For Cohen, it’s a series of exploits that is being manipulated, both the semi-democratization of stock trading through apps and the ignorance of the financial system on the potential of internet mobilization. Both of which must be address, he said.
“I talked to people who are traditional stock market people, a couple of my friends who work in finance and then a couple of people who are just meme lords and I think the biggest thing here is the misunderstanding of each.

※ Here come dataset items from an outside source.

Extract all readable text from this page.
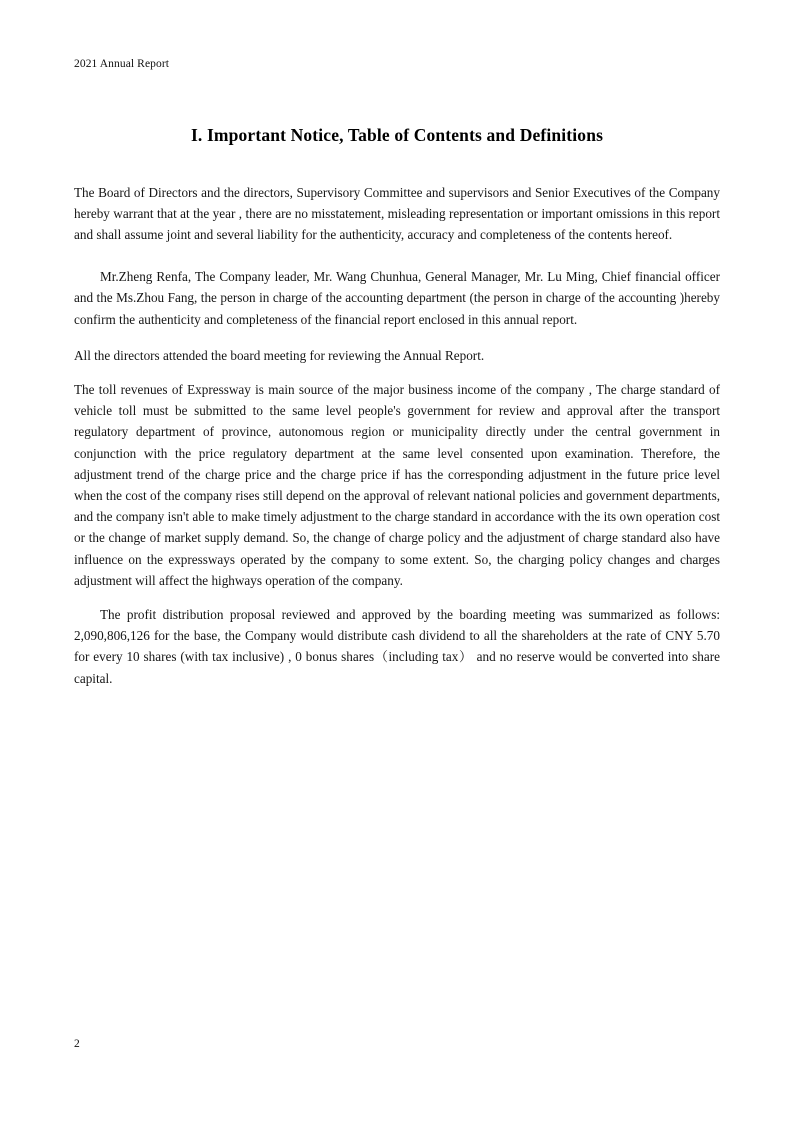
2021 Annual Report
I. Important Notice, Table of Contents and Definitions

The Board of Directors and the directors, Supervisory Committee and supervisors and Senior Executives of the Company hereby warrant that at the year , there are no misstatement, misleading representation or important omissions in this report and shall assume joint and several liability for the authenticity, accuracy and completeness of the contents hereof.

Mr.Zheng Renfa, The Company leader, Mr. Wang Chunhua, General Manager, Mr. Lu Ming, Chief financial officer and the Ms.Zhou Fang, the person in charge of the accounting department (the person in charge of the accounting )hereby confirm the authenticity and completeness of the financial report enclosed in this annual report.

All the directors attended the board meeting for reviewing the Annual Report.

The toll revenues of Expressway is main source of the major business income of the company , The charge standard of vehicle toll must be submitted to the same level people's government for review and approval after the transport regulatory department of province, autonomous region or municipality directly under the central government in conjunction with the price regulatory department at the same level consented upon examination. Therefore, the adjustment trend of the charge price and the charge price if has the corresponding adjustment in the future price level when the cost of the company rises still depend on the approval of relevant national policies and government departments, and the company isn't able to make timely adjustment to the charge standard in accordance with the its own operation cost or the change of market supply demand. So, the change of charge policy and the adjustment of charge standard also have influence on the expressways operated by the company to some extent. So, the charging policy changes and charges adjustment will affect the highways operation of the company.

The profit distribution proposal reviewed and approved by the boarding meeting was summarized as follows: 2,090,806,126 for the base, the Company would distribute cash dividend to all the shareholders at the rate of CNY 5.70 for every 10 shares (with tax inclusive) , 0 bonus shares（including tax） and no reserve would be converted into share capital.

2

That there’s not enough financial literacy given to the public and there’s definitely not enough internet literacy given to the public,” Cohen said. “I think even in 2021, we still assume the internet is a separate space than IRL. And they are combined, they are a combined environment.”
Without that literacy training and education, he sees it as a model that will be replicated, maybe on different stocks, maybe on another industry.
Broderick finds it difficult to know where this will lead either internet culture or real life, only that this isn’t the end of internet activism.
“It has reached a level where I’m like, it has to go somewhere like this energy has to go somewhere,” Broderick says. “It could be the GameStop isn’t the end of this… I was at Zuccotti Park, I remember Occupy Wall Street. That same thrill was there, I can tell you, it doesn’t stick around. We’re gonna find out what happens pretty soon.”